Что касается офицеров, то все они растворились, приняв приглашение пару дней погостить в глубине страны. Все, за исключением несчастного фрегаттенлейтенанта Буратовича, еще отбывающего наказание за опоздание на вахту.

Пока что всё затихло, насколько это возможно на паруснике, бросившем якорь в порту. Я стоял у поручней, раздумывая, могу ли рискнуть и незаметно облокотиться, чтобы понаблюдать за солнцем, садящимся в покрытые лесом холмы. Одолевала скука, хотя, несомненно, вокруг было очень красиво, особенно когда на берегу начали зажигаться первые огоньки. Неожиданно снизу послышался голос, и к кораблю подплыла лодка. Это оказался зеефенрих Коларж на корабельном ялике.

— Эй, на палубе! Это ты, Прохазка?

— Привет, Коларж, — сказал я, выйдя на решетку наверху трапа. — Что случилось? — Я уловил нотки беспокойства в его голосе.

— Это насчет капитана, мы его потеряли.

— Что к чертям значит «потеряли»?

— На набережной ходят слухи, что где-то в городе с капитаном австрийского корабля произошло нечто ужасное. Только я не знаю, что случилось или где. Вернее, все вокруг говорят, будто знают, что и где, но я не понимаю португальский, поэтому не могу ничего разобрать. Позови вахтенного офицера.

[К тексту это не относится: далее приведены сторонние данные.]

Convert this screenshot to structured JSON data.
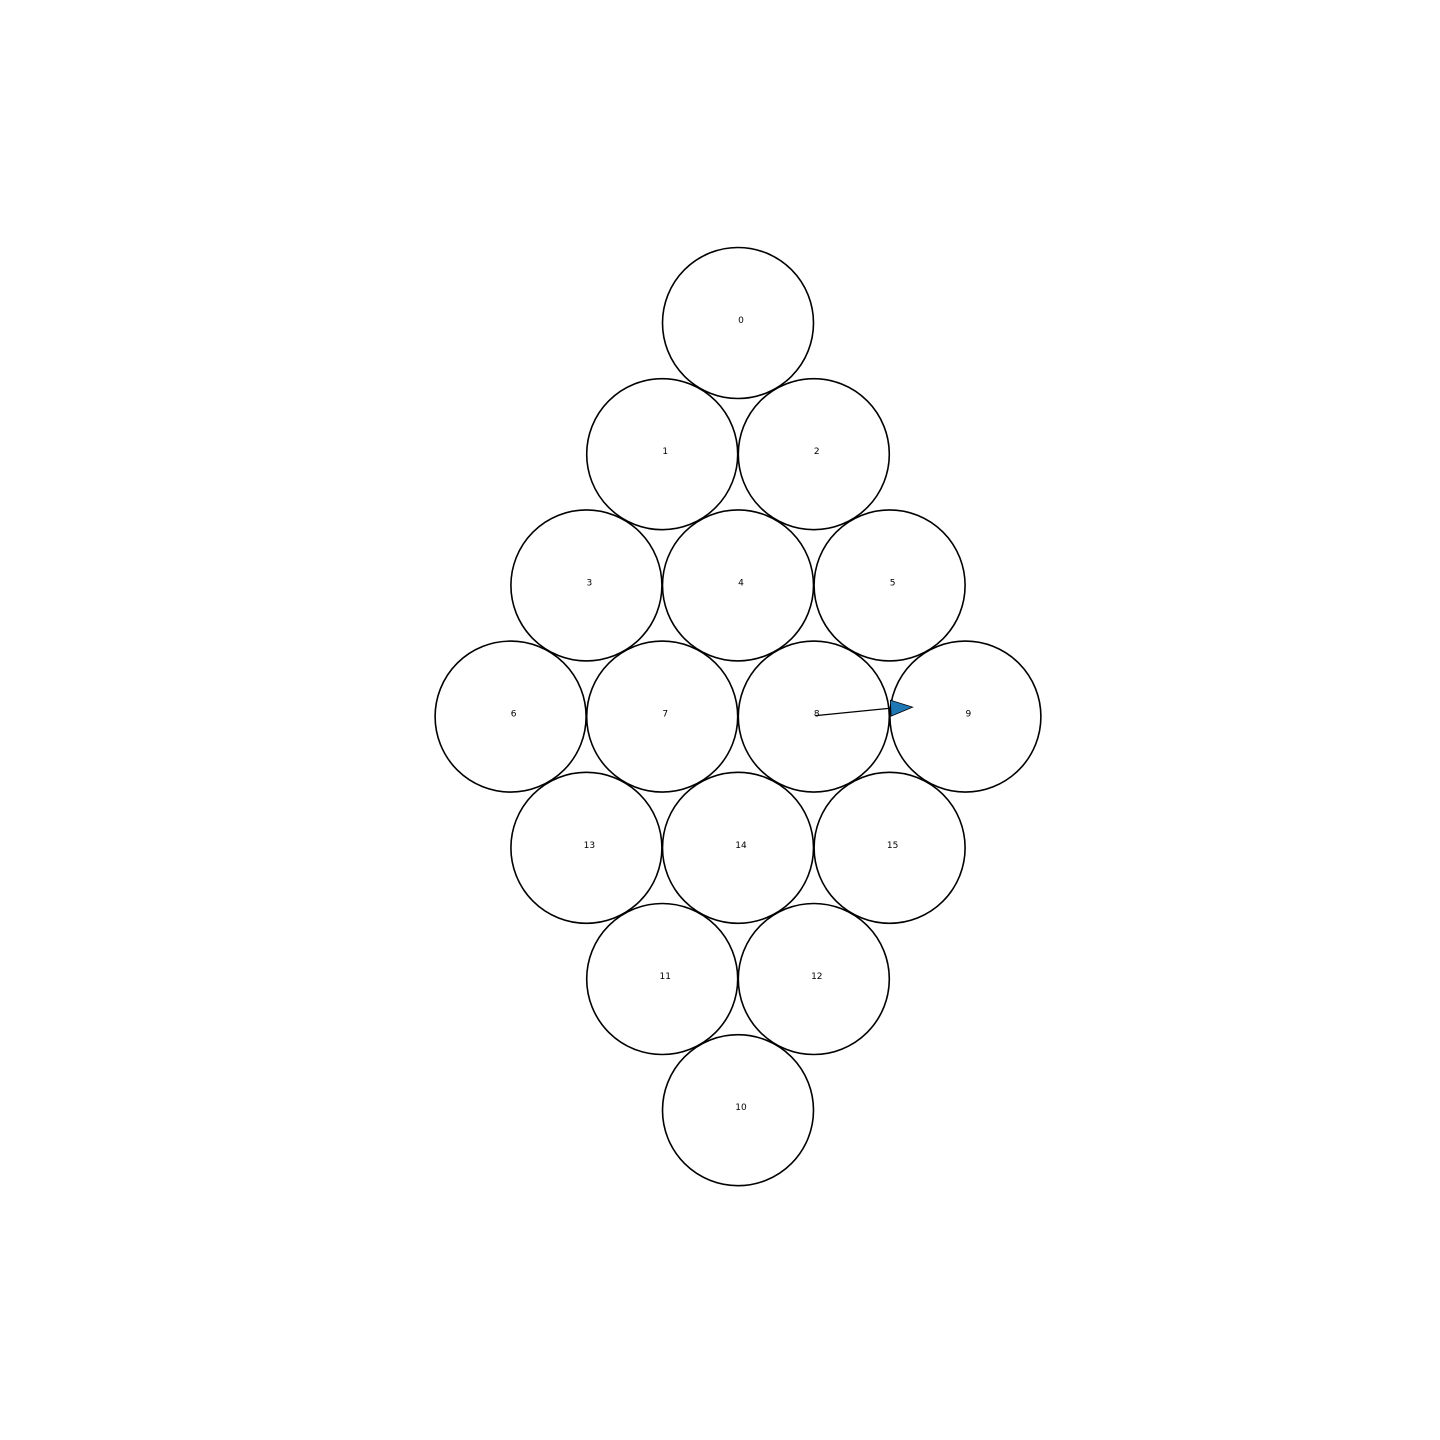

Я кинулся вниз и постучал в дверь каюты Буратовича. Он сидел без кителя и читал старый и весьма замусоленный экземпляр венского фривольного журнала «Пшютт».

— Какого черта тебе нужно, Прохазка?

— Разрешите доложить, герр лейтенант, там зеефенрих Коларж, и он говорит, с капитаном что-то случилось. Поднимитесь, на палубу, пожалуйста.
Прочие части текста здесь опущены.